Salesforce.com is powerful CRM software (and they make a shitload of money) but most small businesses don’t care about 90% of the features. In 2010, more features does not make a better product. Your customers, business owners that just want to run their business, don’t care how cool your technology is or how many features you’ve crammed into your product. To them, the interface is the product. The successful business apps of tomorrow will take complex business operations and roll them up into beautiful, easy to understand applications that anyone can use. Great user experience will be the differentiator.

Smart money is getting easier to find

It seems that nearly everyone with a little bit of money is itching to throw money at startups. Unless you’ve been hiding under a rock, you’ve also noticed that discussions about VCs, Dipshit Companies, And Super Angels have been dominating the blogosphere lately. I don’t think it’s necessary to add yet-another-opinion into the mess, but here’s the point:

Today, IPOs are practically non-existent, which means that we all have to deal with the reality of smaller exits.

To a VC, many startups are “dipshit companies” because they can never get to a scale that will generate “VC returns”–defined as a 10X return on a $5 million investment that buys you 1/3 of the company. For that to work, you have to sell for at least $150 million ($5 million X 10 X 3) and probably more.

But for a founder with a majority stake, a $25 million exit is life changing.
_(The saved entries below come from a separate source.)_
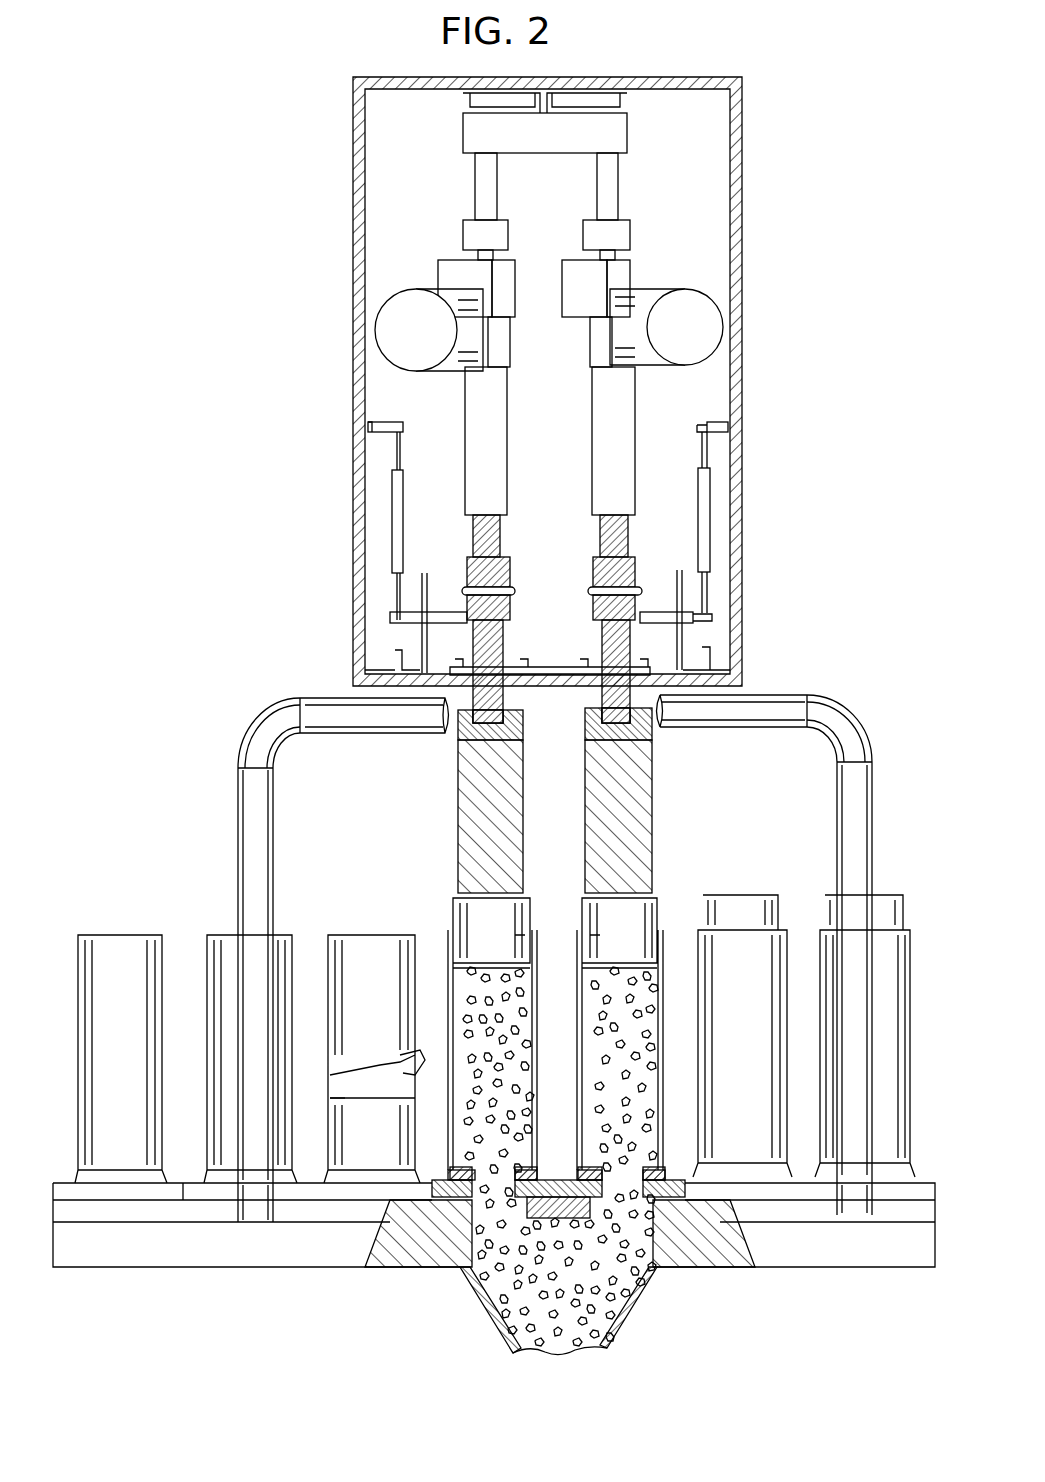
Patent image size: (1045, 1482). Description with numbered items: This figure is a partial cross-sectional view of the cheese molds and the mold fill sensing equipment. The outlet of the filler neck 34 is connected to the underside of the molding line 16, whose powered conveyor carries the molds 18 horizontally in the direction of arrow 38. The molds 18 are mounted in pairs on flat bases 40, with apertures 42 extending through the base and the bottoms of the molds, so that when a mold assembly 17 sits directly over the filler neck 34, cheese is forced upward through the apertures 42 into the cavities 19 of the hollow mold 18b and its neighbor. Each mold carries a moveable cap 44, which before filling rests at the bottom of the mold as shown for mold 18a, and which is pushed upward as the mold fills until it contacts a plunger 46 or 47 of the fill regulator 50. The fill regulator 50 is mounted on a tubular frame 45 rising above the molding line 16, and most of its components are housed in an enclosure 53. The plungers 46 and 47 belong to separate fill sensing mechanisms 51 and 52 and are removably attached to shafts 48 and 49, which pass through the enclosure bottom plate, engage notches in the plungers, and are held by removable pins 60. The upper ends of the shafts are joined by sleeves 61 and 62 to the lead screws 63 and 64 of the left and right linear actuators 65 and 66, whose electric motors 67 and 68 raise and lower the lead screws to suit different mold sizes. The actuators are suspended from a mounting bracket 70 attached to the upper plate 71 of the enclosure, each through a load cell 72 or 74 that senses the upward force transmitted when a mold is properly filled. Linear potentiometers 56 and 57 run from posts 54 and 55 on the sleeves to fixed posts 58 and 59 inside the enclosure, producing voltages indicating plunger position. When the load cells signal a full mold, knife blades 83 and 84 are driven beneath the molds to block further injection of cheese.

The molding line 16 is at (318, 1250).
The mold assembly 17 is at (675, 985).
The molds 18 is at (125, 932).
The mold 18a is at (383, 940).
The left mold 18b is at (453, 945).
The cavities 19 is at (460, 1030).
The filler neck 34 is at (470, 1300).
The arrow 38 is at (197, 810).
The flat bases 40 is at (445, 1180).
The apertures 42 is at (592, 1170).
The moveable cap 44 is at (362, 1130).
The tubular frame 45 is at (848, 722).
The plunger 46 is at (458, 800).
The plunger 47 is at (650, 808).
The shaft 48 is at (505, 645).
The shaft 49 is at (600, 642).
The fill regulator 50 is at (355, 237).
The fill sensing mechanism 51 is at (450, 398).
The fill sensing mechanism 52 is at (655, 395).
The enclosure 53 is at (372, 549).
The post 54 is at (443, 610).
The post 55 is at (660, 610).
The linear potentiometer 56 is at (392, 503).
The linear potentiometer 57 is at (705, 525).
The fixed post 58 is at (375, 425).
The fixed post 59 is at (722, 415).
The removable pins 60 is at (585, 732).
The sleeve 61 is at (512, 604).
The sleeve 62 is at (597, 608).
The lead screw 63 is at (502, 556).
The lead screw 64 is at (598, 530).
The left linear actuator 65 is at (480, 470).
The right linear actuator 66 is at (615, 415).
The electric motor 67 is at (418, 300).
The electric motor 68 is at (690, 305).
The mounting bracket 70 is at (622, 132).
The upper plate 71 is at (405, 93).
The load cell 72 is at (480, 185).
The load cell 74 is at (612, 190).
The knife blade 83 is at (680, 1265).
The knife blade 84 is at (400, 1265).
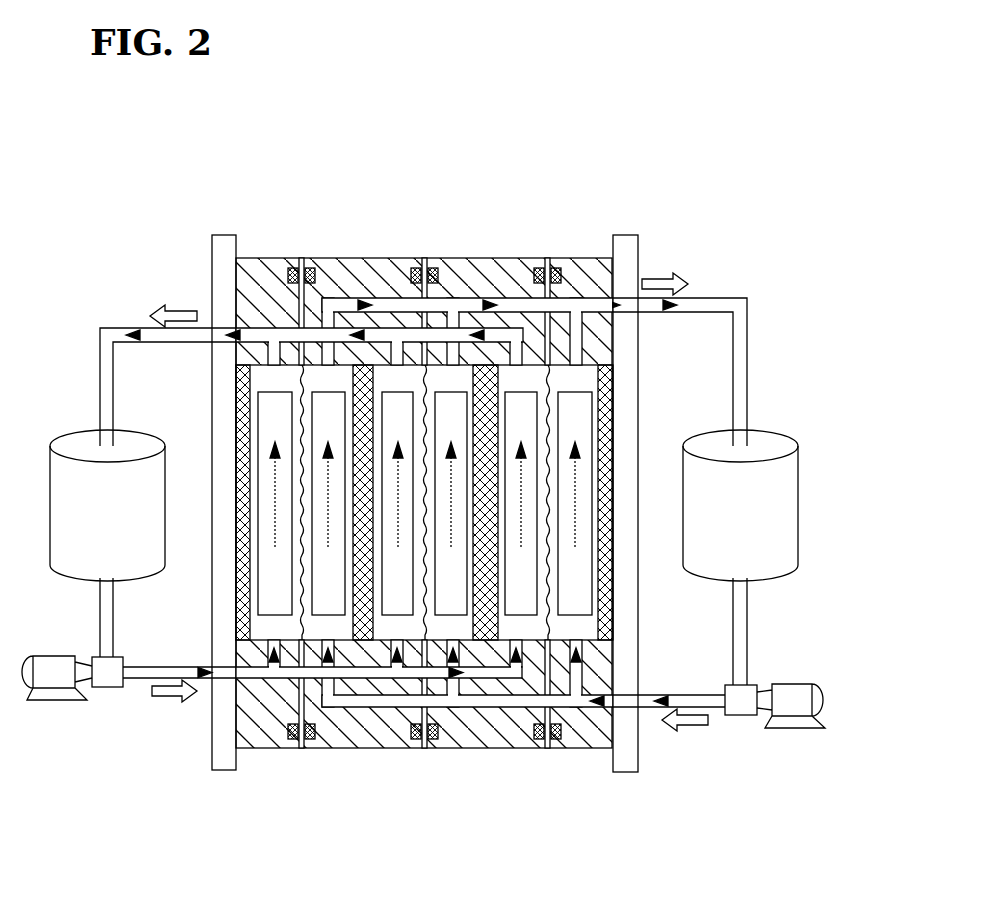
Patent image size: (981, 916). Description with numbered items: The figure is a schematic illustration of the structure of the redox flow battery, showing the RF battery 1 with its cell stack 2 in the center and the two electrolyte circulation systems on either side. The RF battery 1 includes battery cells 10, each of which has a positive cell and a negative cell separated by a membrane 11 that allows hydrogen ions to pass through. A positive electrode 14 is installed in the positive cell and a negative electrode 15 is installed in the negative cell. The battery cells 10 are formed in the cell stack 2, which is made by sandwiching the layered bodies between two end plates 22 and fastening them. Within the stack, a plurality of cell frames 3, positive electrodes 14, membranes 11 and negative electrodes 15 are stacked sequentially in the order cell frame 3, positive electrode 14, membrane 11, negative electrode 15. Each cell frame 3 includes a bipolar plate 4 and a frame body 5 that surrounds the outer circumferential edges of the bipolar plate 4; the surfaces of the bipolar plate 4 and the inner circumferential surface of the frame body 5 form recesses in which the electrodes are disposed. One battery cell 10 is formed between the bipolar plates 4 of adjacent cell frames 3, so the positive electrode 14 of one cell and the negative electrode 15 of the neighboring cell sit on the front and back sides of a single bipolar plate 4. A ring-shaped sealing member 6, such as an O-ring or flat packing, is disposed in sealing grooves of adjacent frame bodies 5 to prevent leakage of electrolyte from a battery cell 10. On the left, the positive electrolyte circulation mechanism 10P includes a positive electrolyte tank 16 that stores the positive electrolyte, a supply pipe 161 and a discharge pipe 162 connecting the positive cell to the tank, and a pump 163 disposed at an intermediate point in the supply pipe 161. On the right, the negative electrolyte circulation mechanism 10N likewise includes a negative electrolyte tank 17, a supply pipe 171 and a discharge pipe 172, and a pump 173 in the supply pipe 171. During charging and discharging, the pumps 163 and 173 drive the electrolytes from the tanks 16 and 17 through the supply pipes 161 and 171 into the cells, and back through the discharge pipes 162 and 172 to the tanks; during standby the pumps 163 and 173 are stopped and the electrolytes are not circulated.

The RF battery 1 is at (140, 196).
The cell stack 2 is at (628, 230).
The cell frame 3 is at (426, 446).
The bipolar plate 4 is at (612, 412).
The frame body 5 is at (596, 258).
The sealing member 6 is at (543, 262).
The battery cell 10 is at (527, 828).
The positive electrolyte circulation mechanism 10P is at (87, 722).
The negative electrolyte circulation mechanism 10N is at (768, 746).
The membrane 11 is at (548, 748).
The positive electrode 14 is at (527, 590).
The negative electrode 15 is at (455, 572).
The positive electrolyte tank 16 is at (60, 430).
The negative electrolyte tank 17 is at (782, 430).
The end plate 22 is at (640, 758).
The supply pipe 161 is at (142, 679).
The discharge pipe 162 is at (113, 327).
The pump 163 is at (45, 657).
The supply pipe 171 is at (708, 708).
The discharge pipe 172 is at (735, 298).
The pump 173 is at (790, 685).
Hell, a $10 million exit is life changing.

Layer in the fact that VCs go for a home-run strategy that results in no money to the founder in a super-majority of cases, and it’s no wonder that entrepreneurs are flocking to super angels like Dave.
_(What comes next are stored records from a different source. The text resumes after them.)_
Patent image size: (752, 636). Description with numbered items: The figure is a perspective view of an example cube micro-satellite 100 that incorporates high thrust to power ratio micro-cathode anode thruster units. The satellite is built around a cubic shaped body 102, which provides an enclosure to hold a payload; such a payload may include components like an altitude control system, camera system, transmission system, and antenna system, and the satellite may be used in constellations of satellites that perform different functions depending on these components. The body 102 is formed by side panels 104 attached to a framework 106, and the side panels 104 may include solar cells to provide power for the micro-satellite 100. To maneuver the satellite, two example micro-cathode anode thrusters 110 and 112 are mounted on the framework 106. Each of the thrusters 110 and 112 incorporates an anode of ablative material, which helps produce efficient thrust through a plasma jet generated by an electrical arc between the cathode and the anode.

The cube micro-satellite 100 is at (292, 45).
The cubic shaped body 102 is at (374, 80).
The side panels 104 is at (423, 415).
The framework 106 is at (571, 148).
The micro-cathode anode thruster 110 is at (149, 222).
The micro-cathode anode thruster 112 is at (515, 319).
Everyone wants to invest but founders prefer smart money on good terms — just having money simply isn’t enough anymore. “Dumb” money will increasingly be excluded from the earliest rounds to make way for “smart” money (probably via high resolution fundraising) — investors who bring connections, domain knowledge and functional expertise will win. That’s good news for founders but bad news for (most) investors.

Traction is hard to define for B2C, but much easierfor B2B

Traction in consumer internet companies is roughly defined by eyeballs and actions. B2B startups focused on solving real problems have it much easier — they have customers (other businesses) that will pay good money for products that solve real problems. Traction in these deals is much easier to find: B2B companies either have paying customers or they don’t. If you can’t get a customer to pay you for your product, you pivot. Repeat this until you figure it out or realize that you’re solving the wrong problem. (Contrast this to a consumer product where each pivot is usually followed by a long period of trying to pull in enough traffic to figure things out.)

If you hang around tech blogs long enough, you’d think that being a startup is about creating the next Google, Twitter or Facebook. That’s all well and good, but the biggest opportunity lies in solving real problems for “traditional” brick and mortar shops — the companies that haven’t seen innovation in many years (speaking from experience: MailFinch and NotaryCRM are two good examples of this). This is awesome(read: huge opportunity).

Build awesome business applications

…and tell me about them. I want to help.

What is Smart Money anyways?

If you’re an investor, simply having money isn’t doing it anymore:

I was talking with one of my favorite entrepreneurs the other day, who was trying to choose a lead for his next financing round. This is a guy who had plenty of options. Facetiously, sort of, he said he was planning on picking the VC who had the most unique visitors to his blog. That, of course, sent a chill down my under-publicized spine. Again, i think he was kidding, but also kind of not.  He went on to explain that his biggest single job, and therefore problem, is recruiting, and a VC who can help him tout his company, and add credibility simply through association, is a major asset. [Full article:A venture capitalist’s confession: Why I blog]

Founders prefer smart money on good terms — “dumb” money will increasingly be excluded from the earliest rounds to make way for “smart” money: investors who bring connections, domain knowledge and functional expertise will win. That’s good news for founders but bad news for (most) investors.